Review Packet Questions 6-8

I know that we were supposed to do two but since 7 and 8 are almost the same thing, why not. so...

6a. Find a relative minimum of the function O(t)= (100t^2+100)/(t^2+4t+1) on the interval [0, +∞) and describe its significance.
If you graph this on your calculator, the only relative minimum on this interval is at t=1. This means that after 1 hour, the stream has reached its lowest concentration of oxygen.

6b. Find the average rate of change of O(t) on the interval [2,4] and describe its significance.

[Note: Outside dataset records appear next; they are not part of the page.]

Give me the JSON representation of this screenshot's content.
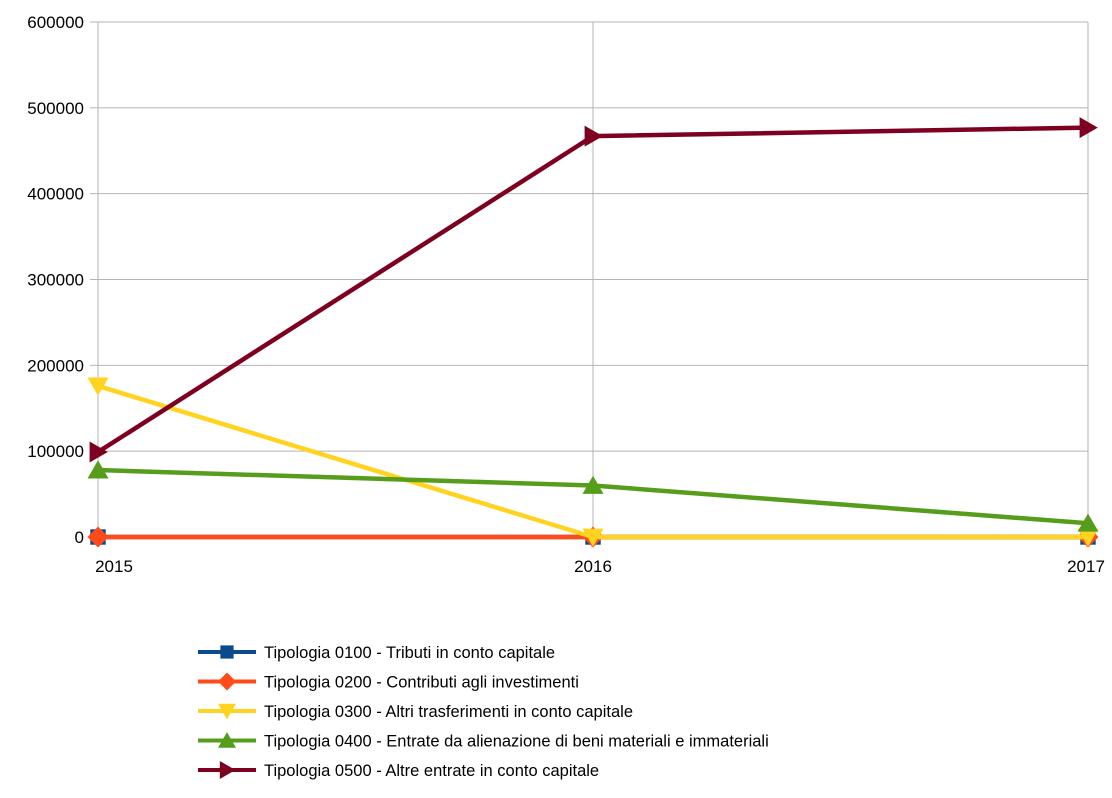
{
  "chart_data": {
    "type": "line",
    "title": "",
    "xlabel": "",
    "ylabel": "",
    "categories": [
      "2015",
      "2016",
      "2017"
    ],
    "ylim": [
      0,
      600000
    ],
    "yticks": [
      0,
      100000,
      200000,
      300000,
      400000,
      500000,
      600000
    ],
    "ytick_labels": [
      "0",
      "100000",
      "200000",
      "300000",
      "400000",
      "500000",
      "600000"
    ],
    "grid": "horizontal",
    "legend_position": "bottom",
    "series": [
      {
        "name": "Tipologia 0100 - Tributi in conto capitale",
        "values": [
          0,
          0,
          0
        ],
        "color": "#0b4a8b",
        "marker": "square"
      },
      {
        "name": "Tipologia 0200 - Contributi agli investimenti",
        "values": [
          0,
          0,
          0
        ],
        "color": "#ff4a1a",
        "marker": "diamond"
      },
      {
        "name": "Tipologia 0300 - Altri trasferimenti in conto capitale",
        "values": [
          176000,
          0,
          0
        ],
        "color": "#ffd320",
        "marker": "triangle-down"
      },
      {
        "name": "Tipologia 0400 - Entrate da alienazione di beni materiali e immateriali",
        "values": [
          78000,
          60000,
          16000
        ],
        "color": "#579d1c",
        "marker": "triangle-up"
      },
      {
        "name": "Tipologia 0500 - Altre entrate in conto capitale",
        "values": [
          99000,
          467000,
          477000
        ],
        "color": "#7e0021",
        "marker": "triangle-right"
      }
    ]
  }
}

Since the ARC is the slope of a certain interval, it can be found by taking the coordinates for O(2) & O(4) and using the slope formula:

Δy/Δx = 51.5-38.5/4-2 = 6.5

This means that from the 2nd hour after the waste has been in the stream to the 4th hour, the oxygen concentration has increased by an average of 6.5% an hour.

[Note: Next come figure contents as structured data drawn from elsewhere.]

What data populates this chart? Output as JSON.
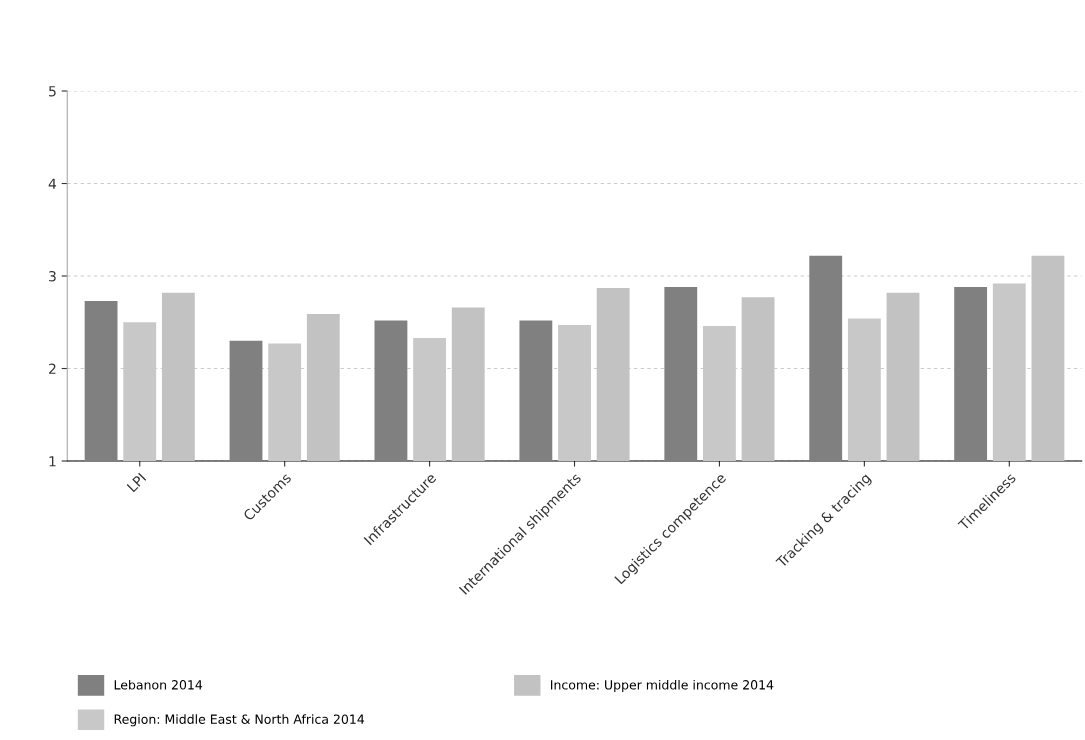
{
  "chart_data": {
    "type": "bar",
    "categories": [
      "LPI",
      "Customs",
      "Infrastructure",
      "International shipments",
      "Logistics competence",
      "Tracking & tracing",
      "Timeliness"
    ],
    "series": [
      {
        "name": "Lebanon 2014",
        "color": "#808080",
        "values": [
          2.73,
          2.3,
          2.52,
          2.52,
          2.88,
          3.22,
          2.88
        ]
      },
      {
        "name": "Region: Middle East & North Africa 2014",
        "color": "#c8c8c8",
        "values": [
          2.5,
          2.27,
          2.33,
          2.47,
          2.46,
          2.54,
          2.92
        ]
      },
      {
        "name": "Income: Upper middle income 2014",
        "color": "#c2c2c2",
        "values": [
          2.82,
          2.59,
          2.66,
          2.87,
          2.77,
          2.82,
          3.22
        ]
      }
    ],
    "ylim": [
      1,
      5
    ],
    "yticks": [
      1,
      2,
      3,
      4,
      5
    ],
    "grid": "y",
    "legend": "bottom"
  }
}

7. Since the graph in #7 is only translations, you only have to add or subtract from the x and y variables.

The graph is translated to the left by 3 so x--> x+3 (when x-->x+a, translated to the left by a; when x-->x-a, translated to the right by a)

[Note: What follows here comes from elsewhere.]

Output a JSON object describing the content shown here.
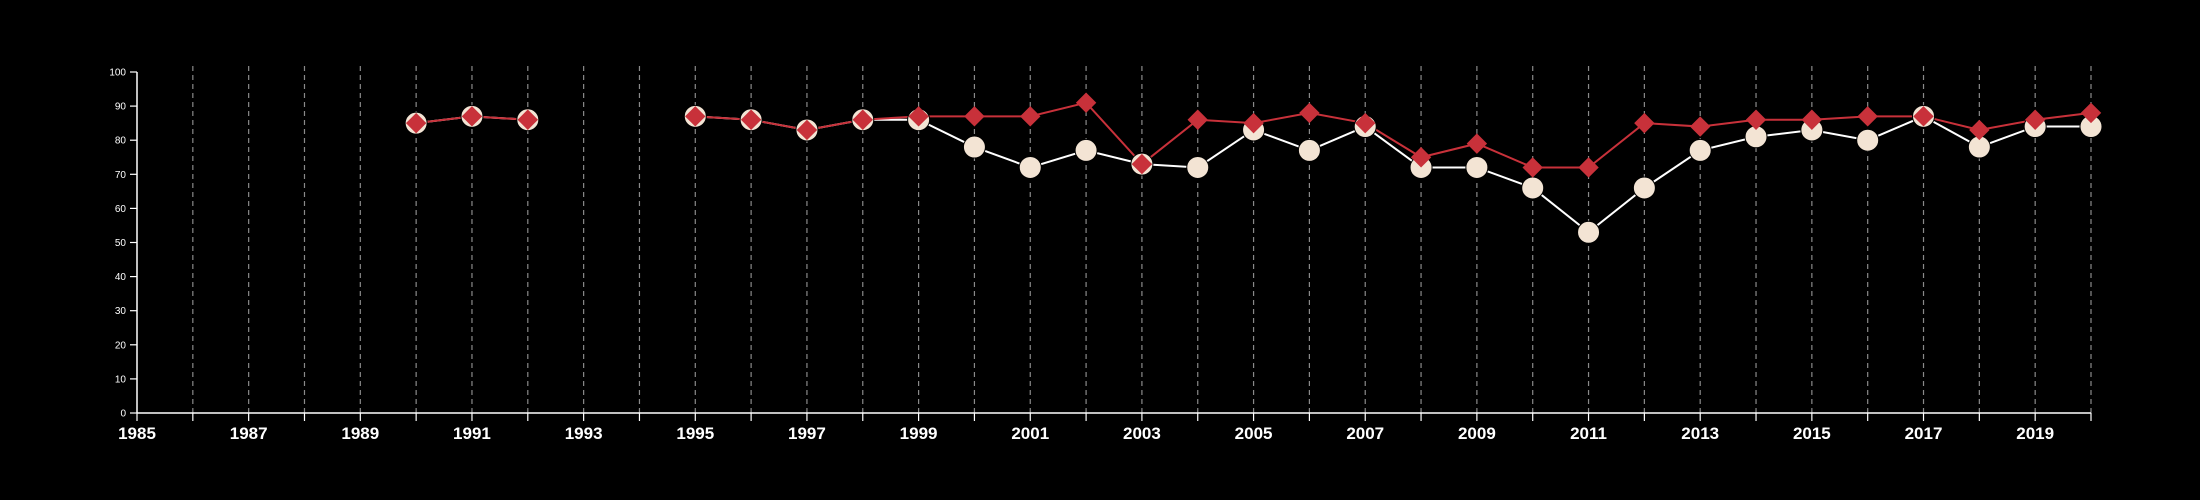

It is also translated up by 4 so y-->y-4 (when y-->y+a, translated down by a; when y-->y-a, translated up by a)

since the vertex of the graph lies on the x-axis, the function equals zero

so: abs(x+3) + abs(y-4) = 0

8. This graph was only scaled, not translated so the x and y were multiplied.

The graph was scaled in the x-direction by 3 so x--> 1/3*x (when x-->a*x, scaled by 1/a)

Since the neither the highest nor lowest points of the graph lie on the x-axis but instead lies on 1 and -1, the function equals 1

so: abs(1/3*x) + abs(y) = 1